HIGH STREET COMPLAINS OF TESCO HAIRCUT
Long the scourge of corner shops, Tesco is now facing the wrath of hairdressers, who say that its move to offer £12.50 haircuts in stores could threaten their livelihoods, the Forum of Private Business warned yesterday.
The Daily Telegraph
CAMERON FACES REBELLION OVER PETROL PRICES
David Cameron is facing the prospect of a backbench rebellion over petrol prices, after more than 80 MPs supported calls for the Government to tackle rising fuel tax. The issue will be debated in parliament within two weeks, following a campaign against next year’s 3p increase in duty led by Robert Halfon, a Conservative MP.

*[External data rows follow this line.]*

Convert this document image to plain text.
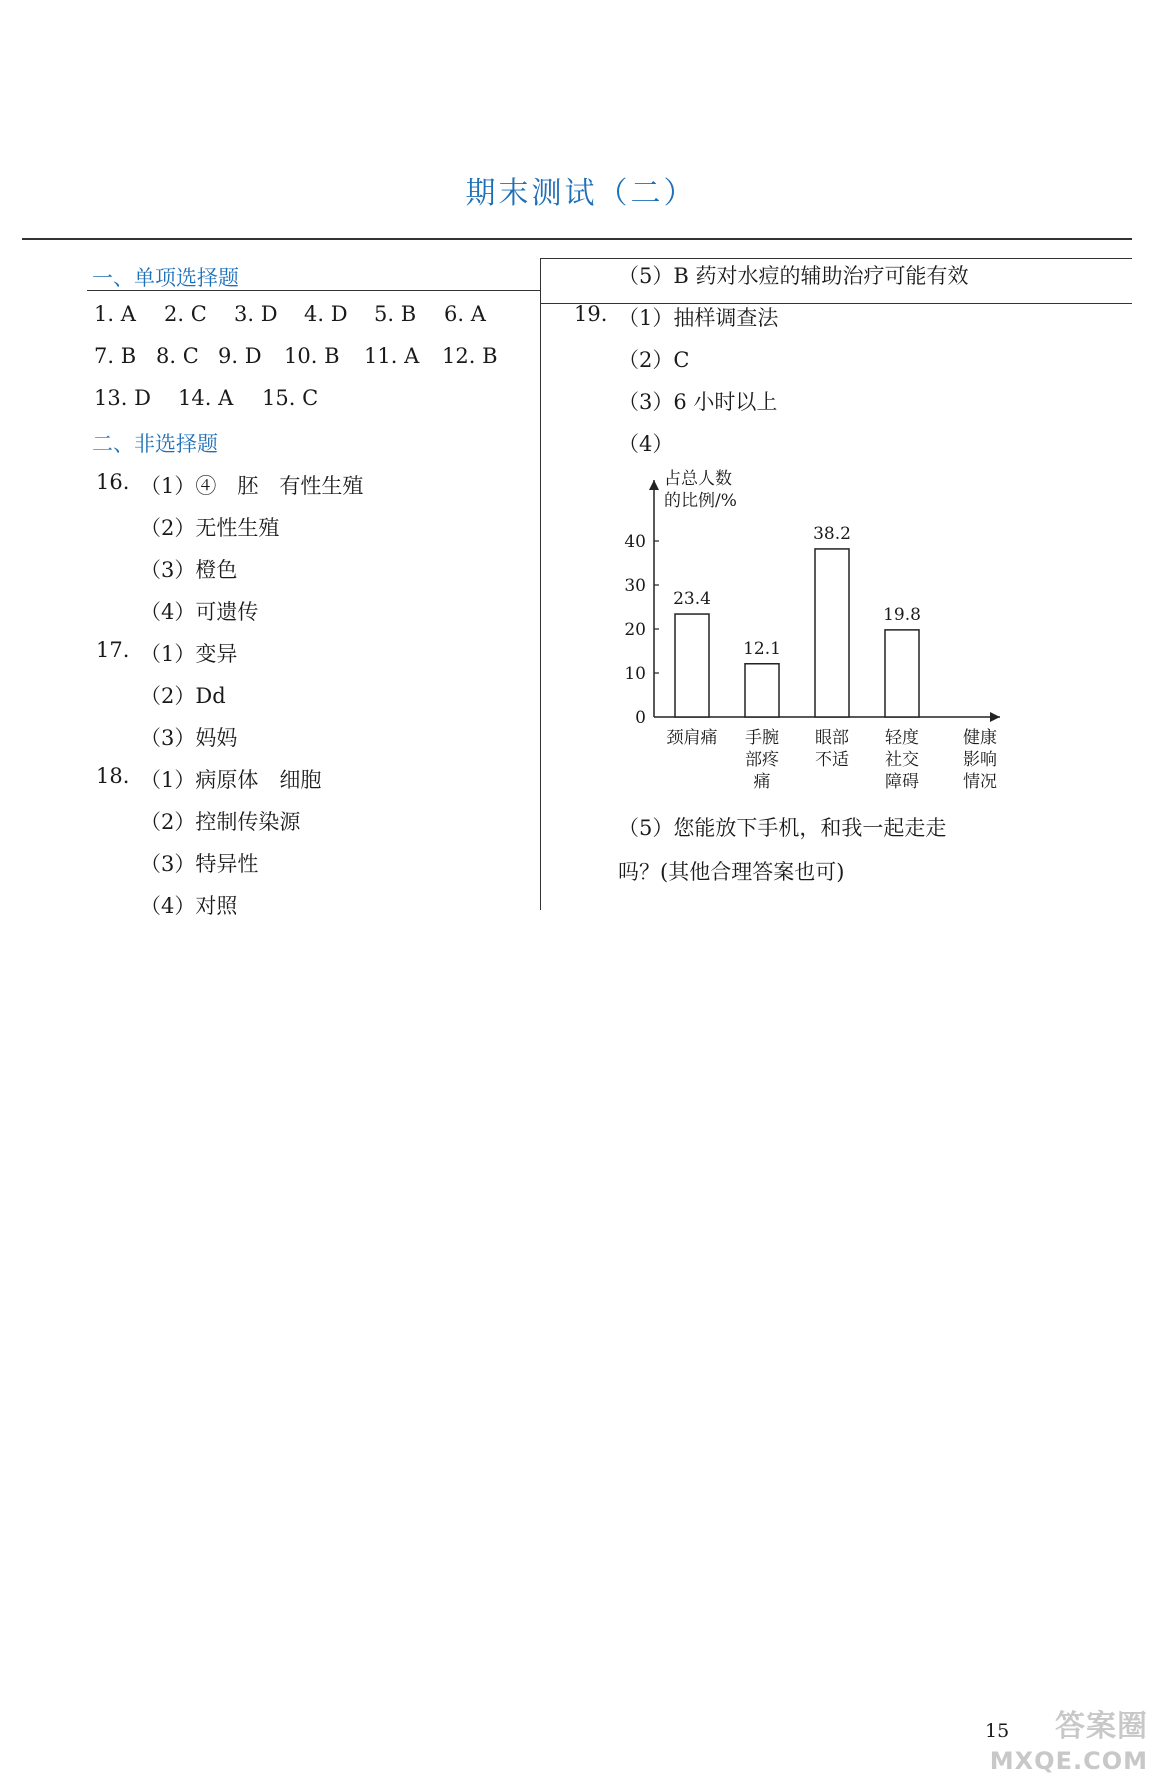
期末测试（二）
一、单项选择题
1. A 2. C 3. D 4. D 5. B 6. A
7. B 8. C 9. D 10. B 11. A 12. B
13. D 14. A 15. C
二、非选择题
16. （1）④　胚　有性生殖
（2）无性生殖
（3）橙色
（4）可遗传
17. （1）变异
（2）Dd
（3）妈妈
18. （1）病原体　细胞
（2）控制传染源
（3）特异性
（4）对照
（5）B 药对水痘的辅助治疗可能有效
19. （1）抽样调查法
（2）C
（3）6 小时以上
（4）
占总人数
的比例/%
0
10
20
30
40
23.4
颈肩痛
12.1
手腕
部疼
痛
38.2
眼部
不适
19.8
轻度
社交
障碍
健康
影响
情况
（5）您能放下手机，和我一起走走
吗？(其他合理答案也可)
15	答案圈
MXQE.COM
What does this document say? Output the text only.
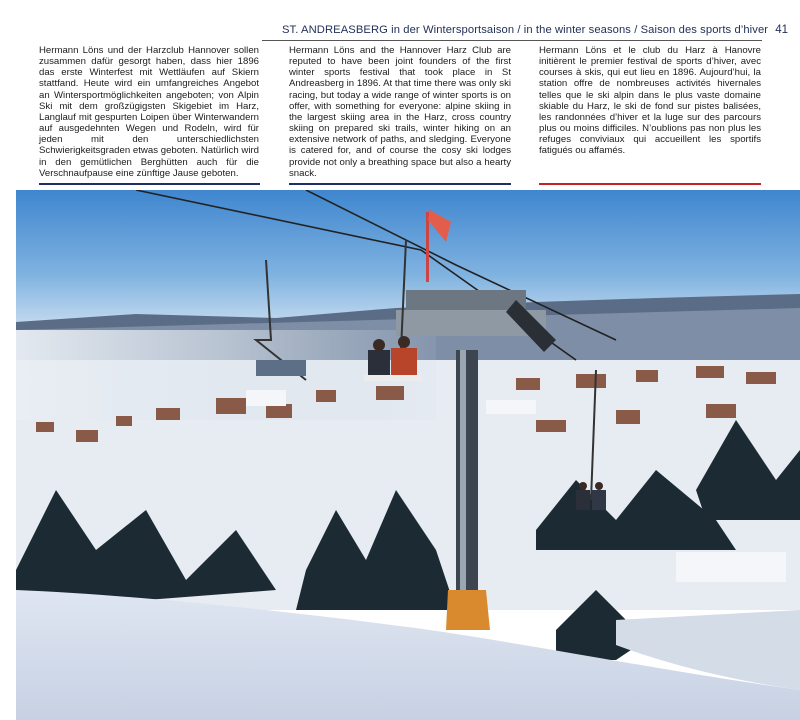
ST. ANDREASBERG in der Wintersportsaison / in the winter seasons / Saison des sports d’hiver 41

Hermann Löns und der Harzclub Hannover sollen zusammen dafür gesorgt haben, dass hier 1896 das erste Winterfest mit Wettläufen auf Skiern stattfand. Heute wird ein umfangreiches Angebot an Wintersportmöglichkeiten angeboten; von Alpin Ski mit dem großzügigsten Skigebiet im Harz, Langlauf mit gespurten Loipen über Winterwandern auf ausgedehnten Wegen und Rodeln, wird für jeden mit den unterschiedlichsten Schwierigkeitsgraden etwas geboten. Natürlich wird in den gemütlichen Berghütten auch für die Verschnaufpause eine zünftige Jause geboten.

Hermann Löns and the Hannover Harz Club are reputed to have been joint founders of the first winter sports festival that took place in St Andreasberg in 1896. At that time there was only ski racing, but today a wide range of winter sports is on offer, with something for everyone: alpine skiing in the largest skiing area in the Harz, cross country skiing on prepared ski trails, winter hiking on an extensive network of paths, and sledging. Everyone is catered for, and of course the cosy ski lodges provide not only a breathing space but also a hearty snack.

Hermann Löns et le club du Harz à Hanovre initièrent le premier festival de sports d’hiver, avec courses à skis, qui eut lieu en 1896. Aujourd’hui, la station offre de nombreuses activités hivernales telles que le ski alpin dans le plus vaste domaine skiable du Harz, le ski de fond sur pistes balisées, les randonnées d’hiver et la luge sur des parcours plus ou moins difficiles. N’oublions pas non plus les refuges conviviaux qui accueillent les sportifs fatigués ou affamés.
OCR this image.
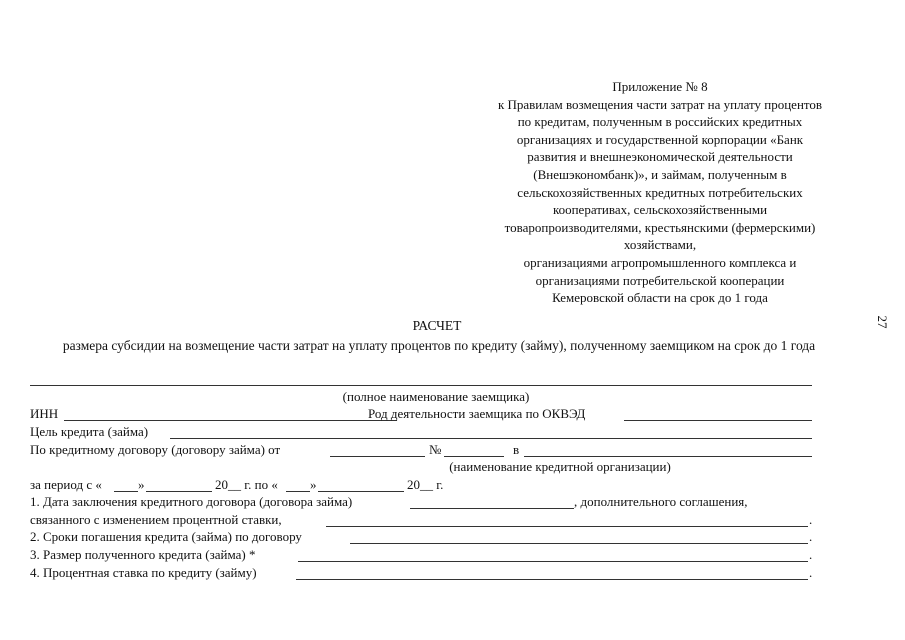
Приложение № 8
к Правилам возмещения части затрат на уплату процентов
по кредитам, полученным в российских кредитных
организациях и государственной корпорации «Банк
развития и внешнеэкономической деятельности
(Внешэкономбанк)», и займам, полученным в
сельскохозяйственных кредитных потребительских
кооперативах, сельскохозяйственными
товаропроизводителями, крестьянскими (фермерскими)
хозяйствами,
организациями агропромышленного комплекса и
организациями потребительской кооперации
Кемеровской области на срок до 1 года
27
РАСЧЕТ
размера субсидии на возмещение части затрат на уплату процентов по кредиту (займу), полученному заемщиком на срок до 1 года
(полное наименование заемщика)
ИНН	Род деятельности заемщика по ОКВЭД
Цель кредита (займа)
По кредитному договору (договору займа) от	№	в
(наименование кредитной организации)
за период с «	»	20__ г. по « »	20__ г.
1. Дата заключения кредитного договора (договора займа)	, дополнительного соглашения,
связанного с изменением процентной ставки,	.
2. Сроки погашения кредита (займа) по договору	.
3. Размер полученного кредита (займа) *	.
4. Процентная ставка по кредиту (займу)	.
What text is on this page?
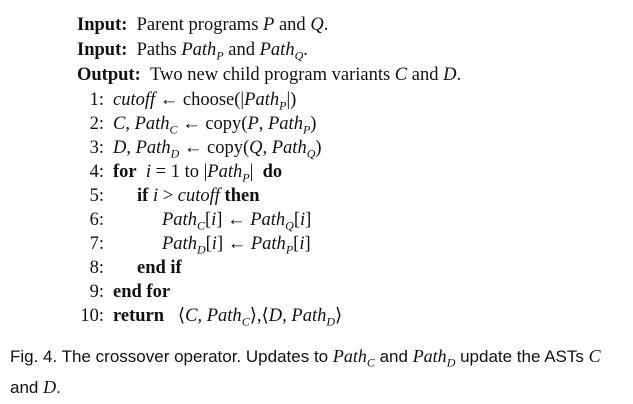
Input:  Parent programs P and Q.
Input:  Paths Path$_P$ and Path$_Q$.
Output:  Two new child program variants C and D.
1: cutoff ← choose(|Path$_P$|)
2: C, Path$_C$ ← copy(P, Path$_P$)
3: D, Path$_D$ ← copy(Q, Path$_Q$)
4: for i = 1 to |Path$_P$|  do
5: if i > cutoff then
6:	Path$_C$[i] ← Path$_Q$[i]
7:	Path$_D$[i] ← Path$_P$[i]
8: end if
9: end for
10: return   ⟨C, Path$_C$⟩,⟨D, Path$_D$⟩
Fig. 4. The crossover operator. Updates to Path$_C$ and Path$_D$ update the ASTs C and D.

QATAR TO HOLD NATIONAL DEMOCRATIC ELECTIONS FOR THE FIRST TIME
The Emir of Qatar, one of the world’s few remaining absolute monarchs, announced he would allow the holding of national democratic elections for the first time. Sheikh Hamad bin Khalifa al-Thani said there would be a vote for an advisory council in 2013, in line with a constitution introduced eight years ago. The decision is another victory for the Arab Spring.
THE WALL STREET JOURNAL
ZIMBABWE FIELD CLEARED TO EXPORT DIAMONDS
Diamond regulator Kimberley Process has given the green light for exports of stones mined in Zimbabwe’s Marange fields, ending a standoff between supporters of the deal and critics who warned the sales could fuel human-rights abuses.
TURKISH PEASANT BANKER FACES SALE
Hakan Ates, chief executive of DenizBank AS, is proud to say he is the cost-cutting “peasant” of Turkey's banking industry; it has made his bank a winner from two economic crises. Half a dozen buyers are interested in acquiring DenizBank, one of Turkey’s fastest-growing banks, from Dexia SA, the troubled Belgian-French lender that is being broken up and nationalized, according to a person familiar with the matter.